Writing.
Frontend engineer is the wrong title for the work
A defense of the frontend engineer title, and an argument for what ownership actually looks like.
When I tell people I am a frontend engineer, half of them assume I mean someone who builds beautiful interfaces and hands them off to someone who handles the data. That picture has been wrong for at least a decade. I want to use one feature I built recently to explain why.
The feature is called the Trips Workspace. It is the screen at our company where a travel concierge actually executes a trip plan. The concierge sees the client, the itinerary, the open tasks, the supplier interactions, the budget state, the documents, the timeline, and the next action they should take. It looks like a productivity tool, which it is. It is also the surface where the company’s commercial intent meets the daily work.
I owned the feature. Here is what that meant in practice.
I shaped the model. The Trips Workspace is not a screen on top of an existing data model. The data model was incomplete when I started. The fields that mattered did not have a clean home. The relationships were ambiguous. I worked with the backend engineers and the product team to decide what the right primitives were, what a trip actually contains, what state transitions are legal, what counts as a task, what counts as a milestone, what fields a supplier interaction needs. The screen could not be designed until those decisions were made, and the decisions were not going to make themselves.
I wrote the queries. Once the model was right, the question was how to fetch the data the workspace needs without overfetching, without underfetching, and without surprising the user with loading states that fragment the experience. That involves understanding the database, the index strategy, the caching layer, and the network shape. It is not pure frontend.
I shaped the API contracts. The endpoints the workspace calls were not pre-built. I co-designed them with the backend team. We talked about pagination strategy, sorting defaults, partial updates, optimistic concurrency, error envelope shape, status codes, idempotency. Most of those are normally categorized as backend work.
I built the interactions. This is the part that fits the title. The components, the states, the transitions, the keyboard handling, the accessibility, the responsive behavior, the loading and error and empty states. Real frontend work, done with care.
I owned the rollout. Feature flags, percentage rollout, regression watching, error monitoring, user feedback collection. This is operational work.
I sat with the users. Concierges using the workspace, in person and over video, watching them work, asking what felt wrong, watching what they ignored, noticing where they paused before clicking. This is product work.
The title “frontend engineer” captures one of those activities. It misses six others.
I do not actually mind the title. The thing I mind is the assumption that comes with it, which is that someone with that title is somewhere downstream of the more important work. That picture is wrong. The frontend layer is where the rest of the system becomes legible to a real human. The work of making it legible reaches backward into the data model, sideways into the API design, downward into the database, outward into the supplier integrations, and forward into the operations of the people who use it. A frontend engineer who is doing the work well is touching all of those.

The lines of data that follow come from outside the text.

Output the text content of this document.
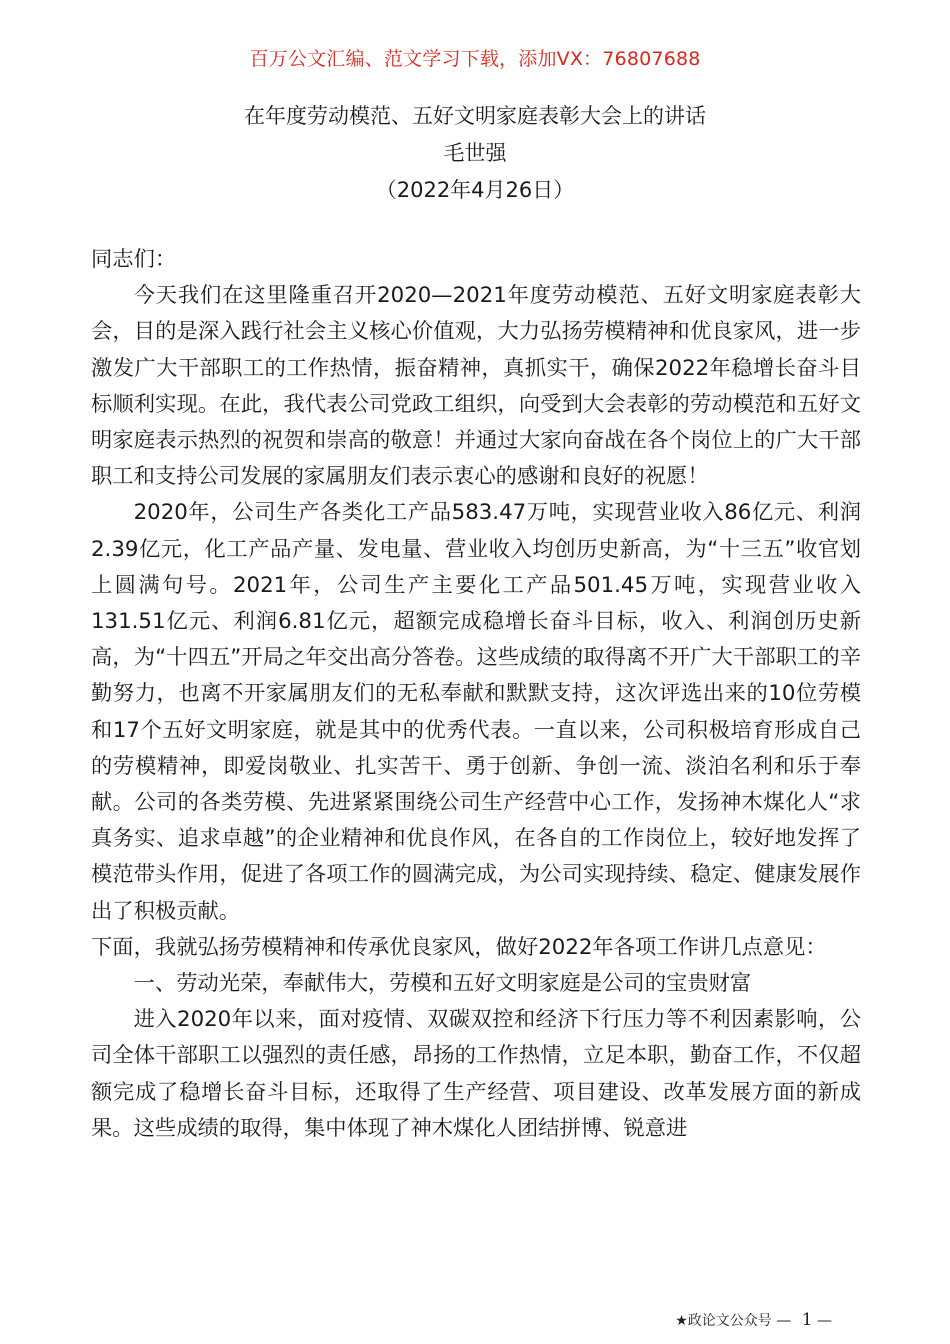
百万公文汇编、范文学习下载，添加VX：76807688
在年度劳动模范、五好文明家庭表彰大会上的讲话
毛世强
（2022年4月26日）

同志们：

今天我们在这里隆重召开2020—2021年度劳动模范、五好文明家庭表彰大会，目的是深入践行社会主义核心价值观，大力弘扬劳模精神和优良家风，进一步激发广大干部职工的工作热情，振奋精神，真抓实干，确保2022年稳增长奋斗目标顺利实现。在此，我代表公司党政工组织，向受到大会表彰的劳动模范和五好文明家庭表示热烈的祝贺和崇高的敬意！并通过大家向奋战在各个岗位上的广大干部职工和支持公司发展的家属朋友们表示衷心的感谢和良好的祝愿！

2020年，公司生产各类化工产品583.47万吨，实现营业收入86亿元、利润2.39亿元，化工产品产量、发电量、营业收入均创历史新高，为“十三五”收官划上圆满句号。2021年，公司生产主要化工产品501.45万吨，实现营业收入131.51亿元、利润6.81亿元，超额完成稳增长奋斗目标，收入、利润创历史新高，为“十四五”开局之年交出高分答卷。这些成绩的取得离不开广大干部职工的辛勤努力，也离不开家属朋友们的无私奉献和默默支持，这次评选出来的10位劳模和17个五好文明家庭，就是其中的优秀代表。一直以来，公司积极培育形成自己的劳模精神，即爱岗敬业、扎实苦干、勇于创新、争创一流、淡泊名利和乐于奉献。公司的各类劳模、先进紧紧围绕公司生产经营中心工作，发扬神木煤化人“求真务实、追求卓越”的企业精神和优良作风，在各自的工作岗位上，较好地发挥了模范带头作用，促进了各项工作的圆满完成，为公司实现持续、稳定、健康发展作出了积极贡献。

下面，我就弘扬劳模精神和传承优良家风，做好2022年各项工作讲几点意见：

一、劳动光荣，奉献伟大，劳模和五好文明家庭是公司的宝贵财富

进入2020年以来，面对疫情、双碳双控和经济下行压力等不利因素影响，公司全体干部职工以强烈的责任感，昂扬的工作热情，立足本职，勤奋工作，不仅超额完成了稳增长奋斗目标，还取得了生产经营、项目建设、改革发展方面的新成果。这些成绩的取得，集中体现了神木煤化人团结拼博、锐意进

★政论文公众号 — 1 —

When an engineer takes the wider view of what their work is, the visible outputs change. The tickets close faster, because fewer of them require back-and-forth across teams to resolve. The feature ships with fewer surprises in production, because the engineer has already met the failure modes in their head. The users complain less, because the screen was shaped to the work and not to an abstraction of the work. The team’s velocity goes up. None of that shows up as frontend work. All of it depends on the frontend engineer treating frontend as the place where the system has to become legible, not as the place where styling happens.
The argument I want to leave you with is not that the title should be different. Other titles have the same problem. The argument is that ownership in product engineering is not a layer thing. The layer you live in is where you spend the most of your time. The work you own runs from the database to the user and back. If you cannot see the work that direction, you are not owning the feature. You are decorating it.